What did we do? We tried to answer a different question, that is: are these adjustments “suspicious”? Do we have enough information to think that scientists are cooking the data? How did we test so?
Willis picked a random probe and decided that the adjustment he saw were suspicious. End of the story. If you think about it, all his post is entirely concentrated around figure 8, which simply is a plot of the difference between adjusted data and raw data. So, there is no value whatsoever in doing that. I am sorry to go blunt on Willis like this – but that is what he did and I cannot hide it. No information at all.
What did I do? I just went a step back and asked myself: is there actually a reason in the first place to think that scientists are cooking data? I did what is called a unilaterally informative experiment. Experiments can be bilaterally informative when you learn something no matter what the outcome of the experiment is (these are the best); unilaterally informative when you learn something only if you get a specific outcome and in the other case you cannot draw conclusions; not informative experiments.
My test was to look for a bias in the dataset. If I were to find that the adjustments are introducing a strong bias then I would know that maybe scientists were cooking the data. I cannot be sure about it, though, because (remember!) the whole point of doing adjustments is to change data in the first place!. It is possible that most stations suffer of the same flaws and therefore need adjustments going in the same direction. That is why if my experiment were to lead to a biased outcome, it would not have been informative.
On the other hand, I found instead that the adjustments themselves hardly change the value of readings at all and that means I can be pretty positive that scientists are not cooking data. This is why my experiment was unilaterally informative. I was lucky.
This is not a perfect experiment though because, as someone pointed out, there could be a caveat. One caveat is that in former times the distributions of probes was not as dense as it is today and since the global temperature is calculated doing spatial averages, you may overrepresent warming or cooling adjustments in a few areas while still maintaining a pretty symmetrical distribution.
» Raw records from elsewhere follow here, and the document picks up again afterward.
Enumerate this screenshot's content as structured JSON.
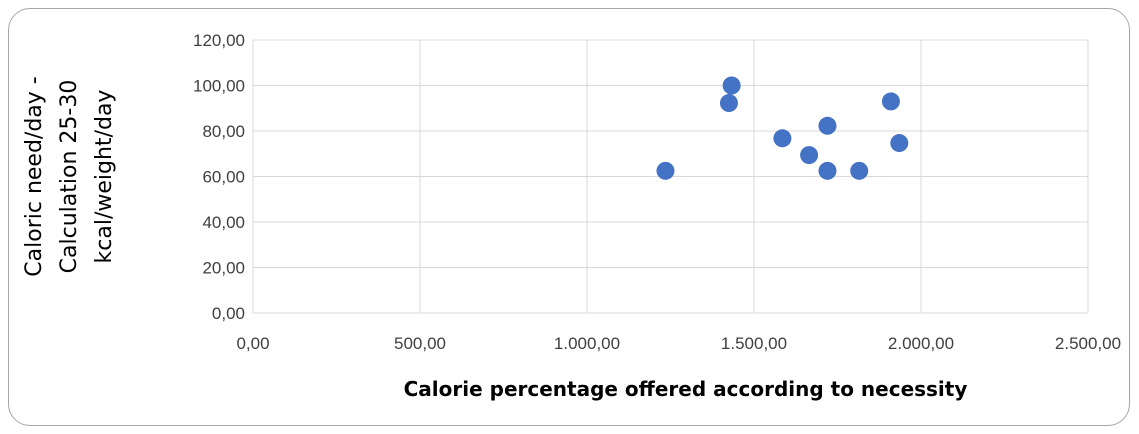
{
  "chart_data": {
    "type": "scatter",
    "title": "",
    "xlabel": "Calorie percentage offered according to necessity",
    "ylabel_lines": [
      "Caloric need/day -",
      "Calculation 25-30",
      "kcal/weight/day"
    ],
    "xlim": [
      0,
      2500
    ],
    "ylim": [
      0,
      120
    ],
    "x_ticks": [
      0,
      500,
      1000,
      1500,
      2000,
      2500
    ],
    "x_tick_labels": [
      "0,00",
      "500,00",
      "1.000,00",
      "1.500,00",
      "2.000,00",
      "2.500,00"
    ],
    "y_ticks": [
      0,
      20,
      40,
      60,
      80,
      100,
      120
    ],
    "y_tick_labels": [
      "0,00",
      "20,00",
      "40,00",
      "60,00",
      "80,00",
      "100,00",
      "120,00"
    ],
    "grid": true,
    "legend": "none",
    "series": [
      {
        "color": "#4472c4",
        "points": [
          {
            "x": 1235,
            "y": 62.5
          },
          {
            "x": 1425,
            "y": 92.3
          },
          {
            "x": 1433,
            "y": 100.0
          },
          {
            "x": 1585,
            "y": 76.8
          },
          {
            "x": 1665,
            "y": 69.4
          },
          {
            "x": 1720,
            "y": 82.3
          },
          {
            "x": 1720,
            "y": 62.5
          },
          {
            "x": 1815,
            "y": 62.5
          },
          {
            "x": 1910,
            "y": 93.0
          },
          {
            "x": 1935,
            "y": 74.7
          }
        ]
      }
    ]
  }
}
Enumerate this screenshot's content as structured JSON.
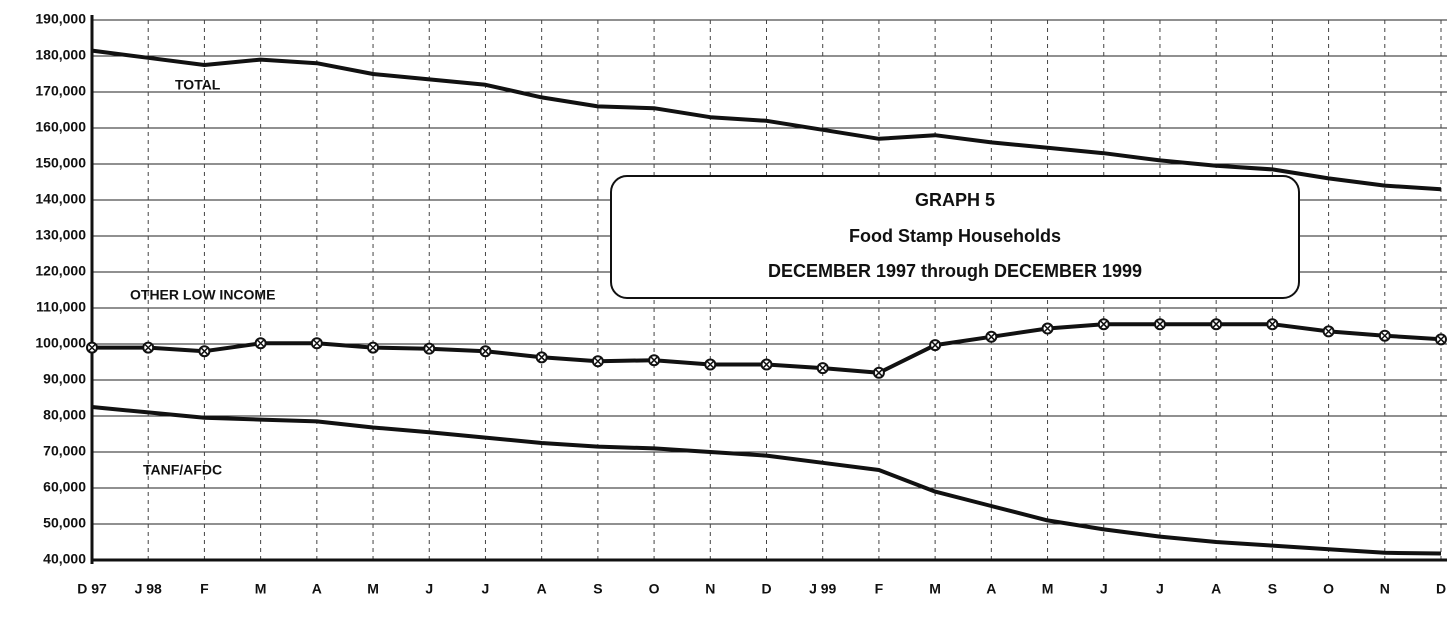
{
  "chart_data": {
    "type": "line",
    "title": "GRAPH 5",
    "subtitle": "Food Stamp Households",
    "subtitle2": "DECEMBER 1997 through DECEMBER 1999",
    "categories": [
      "D 97",
      "J 98",
      "F",
      "M",
      "A",
      "M",
      "J",
      "J",
      "A",
      "S",
      "O",
      "N",
      "D",
      "J 99",
      "F",
      "M",
      "A",
      "M",
      "J",
      "J",
      "A",
      "S",
      "O",
      "N",
      "D"
    ],
    "series": [
      {
        "name": "TOTAL",
        "color": "#111111",
        "values": [
          181500,
          179500,
          177500,
          179000,
          178000,
          175000,
          173500,
          172000,
          168500,
          166000,
          165500,
          163000,
          162000,
          159500,
          157000,
          158000,
          156000,
          154500,
          153000,
          151000,
          149500,
          148500,
          146000,
          144000,
          143000
        ]
      },
      {
        "name": "OTHER LOW INCOME",
        "color": "#111111",
        "values": [
          99000,
          99000,
          98000,
          100200,
          100200,
          99000,
          98700,
          98000,
          96300,
          95200,
          95500,
          94300,
          94300,
          93300,
          92000,
          99700,
          102000,
          104300,
          105500,
          105500,
          105500,
          105500,
          103500,
          102300,
          101300
        ]
      },
      {
        "name": "TANF/AFDC",
        "color": "#111111",
        "values": [
          82500,
          81000,
          79500,
          79000,
          78500,
          76800,
          75500,
          74000,
          72500,
          71500,
          71000,
          70000,
          69000,
          67000,
          65000,
          59000,
          55000,
          51000,
          48500,
          46500,
          45000,
          44000,
          43000,
          42000,
          41800
        ]
      }
    ],
    "ylim": [
      40000,
      190000
    ],
    "yticks": [
      {
        "value": 40000,
        "label": "40,000"
      },
      {
        "value": 50000,
        "label": "50,000"
      },
      {
        "value": 60000,
        "label": "60,000"
      },
      {
        "value": 70000,
        "label": "70,000"
      },
      {
        "value": 80000,
        "label": "80,000"
      },
      {
        "value": 90000,
        "label": "90,000"
      },
      {
        "value": 100000,
        "label": "100,000"
      },
      {
        "value": 110000,
        "label": "110,000"
      },
      {
        "value": 120000,
        "label": "120,000"
      },
      {
        "value": 130000,
        "label": "130,000"
      },
      {
        "value": 140000,
        "label": "140,000"
      },
      {
        "value": 150000,
        "label": "150,000"
      },
      {
        "value": 160000,
        "label": "160,000"
      },
      {
        "value": 170000,
        "label": "170,000"
      },
      {
        "value": 180000,
        "label": "180,000"
      },
      {
        "value": 190000,
        "label": "190,000"
      }
    ],
    "grid": true
  }
}
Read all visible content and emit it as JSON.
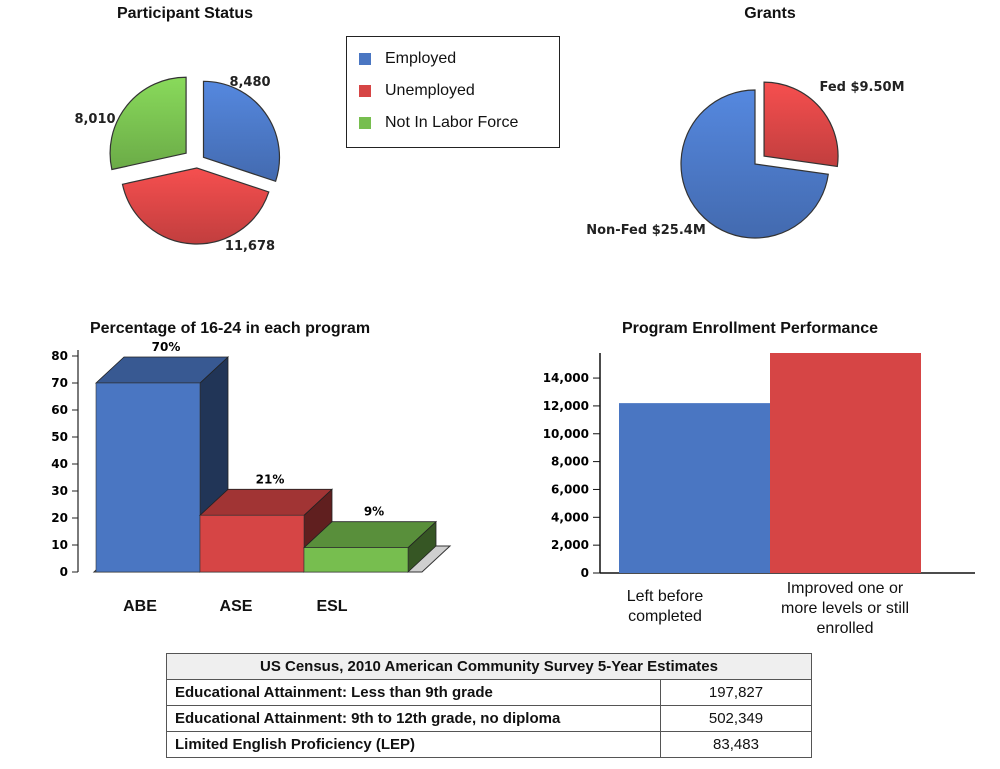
{
  "chart_data": [
    {
      "type": "pie",
      "title": "Participant Status",
      "slices": [
        {
          "label": "Employed",
          "value": 8480,
          "value_label": "8,480",
          "color": "#4A76C2"
        },
        {
          "label": "Unemployed",
          "value": 11678,
          "value_label": "11,678",
          "color": "#D64545"
        },
        {
          "label": "Not In Labor Force",
          "value": 8010,
          "value_label": "8,010",
          "color": "#77BE4F"
        }
      ],
      "legend": {
        "placement": "right",
        "entries": [
          "Employed",
          "Unemployed",
          "Not In Labor Force"
        ]
      }
    },
    {
      "type": "pie",
      "title": "Grants",
      "slices": [
        {
          "label": "Non-Fed",
          "value": 25.4,
          "value_label": "Non-Fed $25.4M",
          "color": "#4A76C2"
        },
        {
          "label": "Fed",
          "value": 9.5,
          "value_label": "Fed $9.50M",
          "color": "#D64545"
        }
      ]
    },
    {
      "type": "bar",
      "title": "Percentage of 16-24 in each program",
      "categories": [
        "ABE",
        "ASE",
        "ESL"
      ],
      "values": [
        70,
        21,
        9
      ],
      "value_labels": [
        "70%",
        "21%",
        "9%"
      ],
      "colors": [
        "#4A76C2",
        "#D64545",
        "#77BE4F"
      ],
      "ylim": [
        0,
        80
      ],
      "yticks": [
        "0",
        "10",
        "20",
        "30",
        "40",
        "50",
        "60",
        "70",
        "80"
      ]
    },
    {
      "type": "bar",
      "title": "Program Enrollment Performance",
      "categories": [
        "Left before completed",
        "Improved one or more levels or still enrolled"
      ],
      "values": [
        12200,
        15800
      ],
      "colors": [
        "#4A76C2",
        "#D64545"
      ],
      "ylim": [
        0,
        15800
      ],
      "yticks": [
        "0",
        "2,000",
        "4,000",
        "6,000",
        "8,000",
        "10,000",
        "12,000",
        "14,000"
      ]
    }
  ],
  "census_table": {
    "title": "US Census, 2010 American Community Survey 5-Year Estimates",
    "rows": [
      {
        "label": "Educational Attainment: Less than 9th grade",
        "value": "197,827"
      },
      {
        "label": "Educational Attainment: 9th to 12th grade, no diploma",
        "value": "502,349"
      },
      {
        "label": "Limited English Proficiency (LEP)",
        "value": "83,483"
      }
    ]
  }
}
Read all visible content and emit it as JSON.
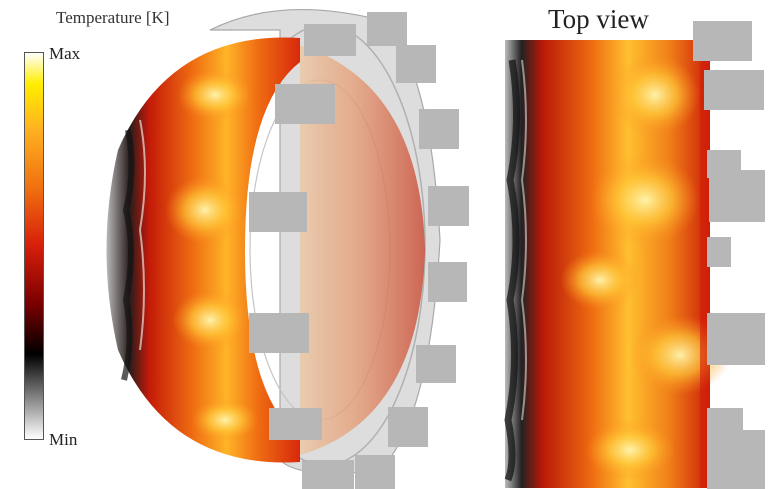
{
  "legend": {
    "title": "Temperature [K]",
    "max_label": "Max",
    "min_label": "Min",
    "colormap": [
      "#ffffff",
      "#8c8c8c",
      "#000000",
      "#7a0000",
      "#d71e0a",
      "#f07010",
      "#ffb020",
      "#ffee00",
      "#ffffff"
    ]
  },
  "panels": {
    "top_view_title": "Top view"
  },
  "colors": {
    "flame_dark_red": "#c41a08",
    "flame_orange": "#ef6e12",
    "flame_yellow": "#ffd23a",
    "char_black": "#1a1a1a",
    "casing_gray": "#d4d4d4",
    "mask_gray": "#b7b7b7"
  }
}
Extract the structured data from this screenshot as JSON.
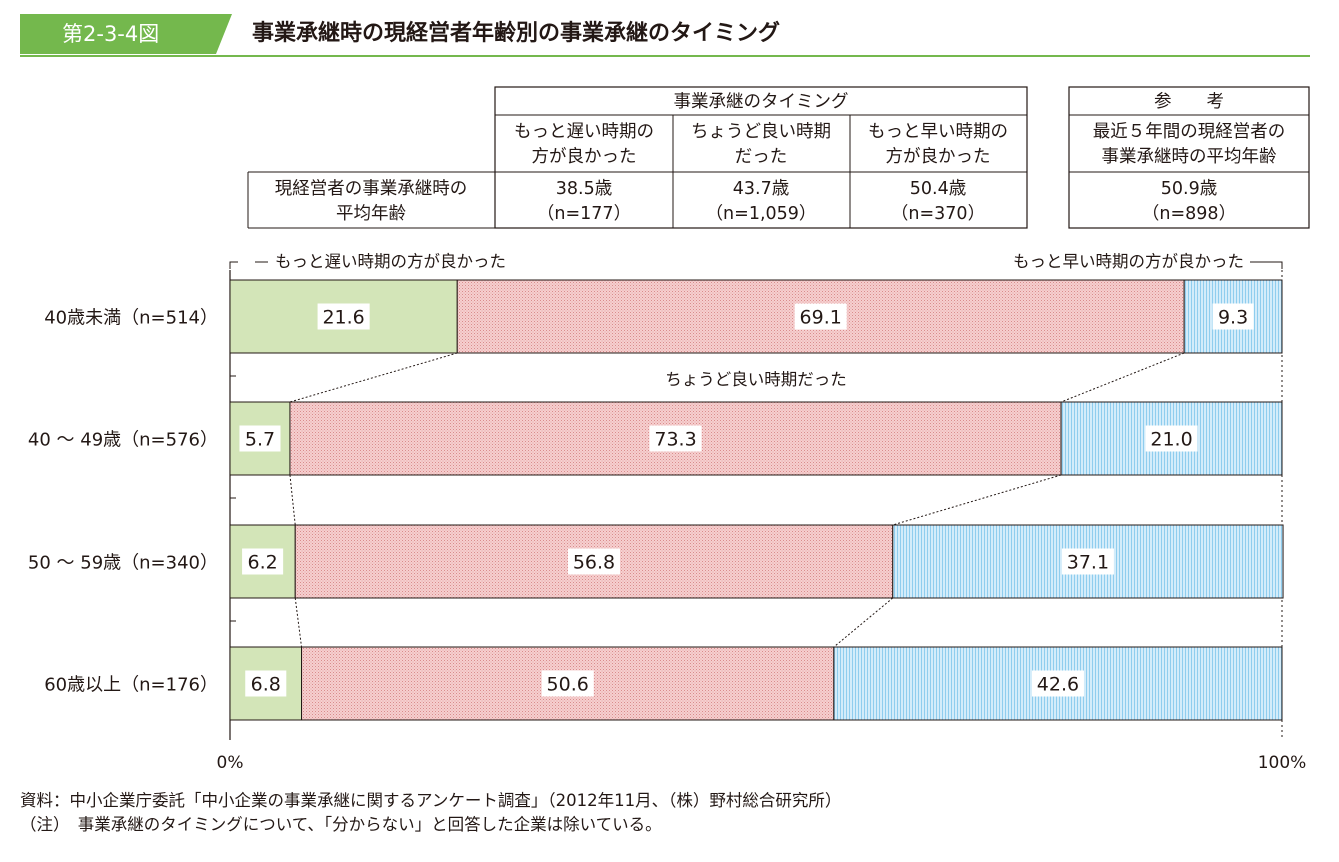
{
  "header": {
    "figure_number": "第2-3-4図",
    "title": "事業承継時の現経営者年齢別の事業承継のタイミング"
  },
  "table": {
    "group_header": "事業承継のタイミング",
    "columns": [
      [
        "もっと遅い時期の",
        "方が良かった"
      ],
      [
        "ちょうど良い時期",
        "だった"
      ],
      [
        "もっと早い時期の",
        "方が良かった"
      ]
    ],
    "row_label": [
      "現経営者の事業承継時の",
      "平均年齢"
    ],
    "values": [
      [
        "38.5歳",
        "（n=177）"
      ],
      [
        "43.7歳",
        "（n=1,059）"
      ],
      [
        "50.4歳",
        "（n=370）"
      ]
    ],
    "reference": {
      "header": "参　　考",
      "sub": [
        "最近５年間の現経営者の",
        "事業承継時の平均年齢"
      ],
      "value": [
        "50.9歳",
        "（n=898）"
      ]
    }
  },
  "chart_data": {
    "type": "bar",
    "orientation": "horizontal",
    "stacked": true,
    "percent": true,
    "categories": [
      "40歳未満（n=514）",
      "40 ～ 49歳（n=576）",
      "50 ～ 59歳（n=340）",
      "60歳以上（n=176）"
    ],
    "series": [
      {
        "name": "もっと遅い時期の方が良かった",
        "values": [
          21.6,
          5.7,
          6.2,
          6.8
        ],
        "color": "#d3e5b8"
      },
      {
        "name": "ちょうど良い時期だった",
        "values": [
          69.1,
          73.3,
          56.8,
          50.6
        ],
        "color": "#f4c2c2"
      },
      {
        "name": "もっと早い時期の方が良かった",
        "values": [
          9.3,
          21.0,
          37.1,
          42.6
        ],
        "color": "#c3e3f6"
      }
    ],
    "xlim": [
      0,
      100
    ],
    "xticks": [
      "0%",
      "100%"
    ],
    "labels": {
      "late": "もっと遅い時期の方が良かった",
      "early": "もっと早い時期の方が良かった",
      "mid": "ちょうど良い時期だった"
    }
  },
  "footnotes": {
    "source": "資料：中小企業庁委託「中小企業の事業承継に関するアンケート調査」（2012年11月、（株）野村総合研究所）",
    "note": "（注）　事業承継のタイミングについて、「分からない」と回答した企業は除いている。"
  }
}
So, to test this you would have to check the distribution not for the entire sample as I did but grid by grid. (I am not going to do this because I believe is a waste of time but if someone wants to, be my guest).
Finding the right relationship between the experiment you are doing and the claim you make is crucial in science.
2) What I consider here is the trend of the adjustment not the average of the adjustment. Considering the average would be methodologically wrong. This graph and this graph have both averages of adjustment 0, yet the first one has trend 0 (and does not produce warming) while the second one has trend 0.4C/decade and produces 0.4C decade warming. If we were to consider average we would erroneously place the latter graph in the wrong category.
3) Not mathematically normal as pointed out by dt in the comments – don’t do parametric statistics on it.
5) RealClimate.org found something very similar but with a more elegant approach and on a different dataset. Again, their goal (like mine) is not to add pieces of scientific evidence to the discussion, because these tests are actually simple and nice but, let’s face it, quite trivial. The goal is really to show to the blogosphere what kind of analysis should be done in order to properly address this kind of issue, if one really wants to.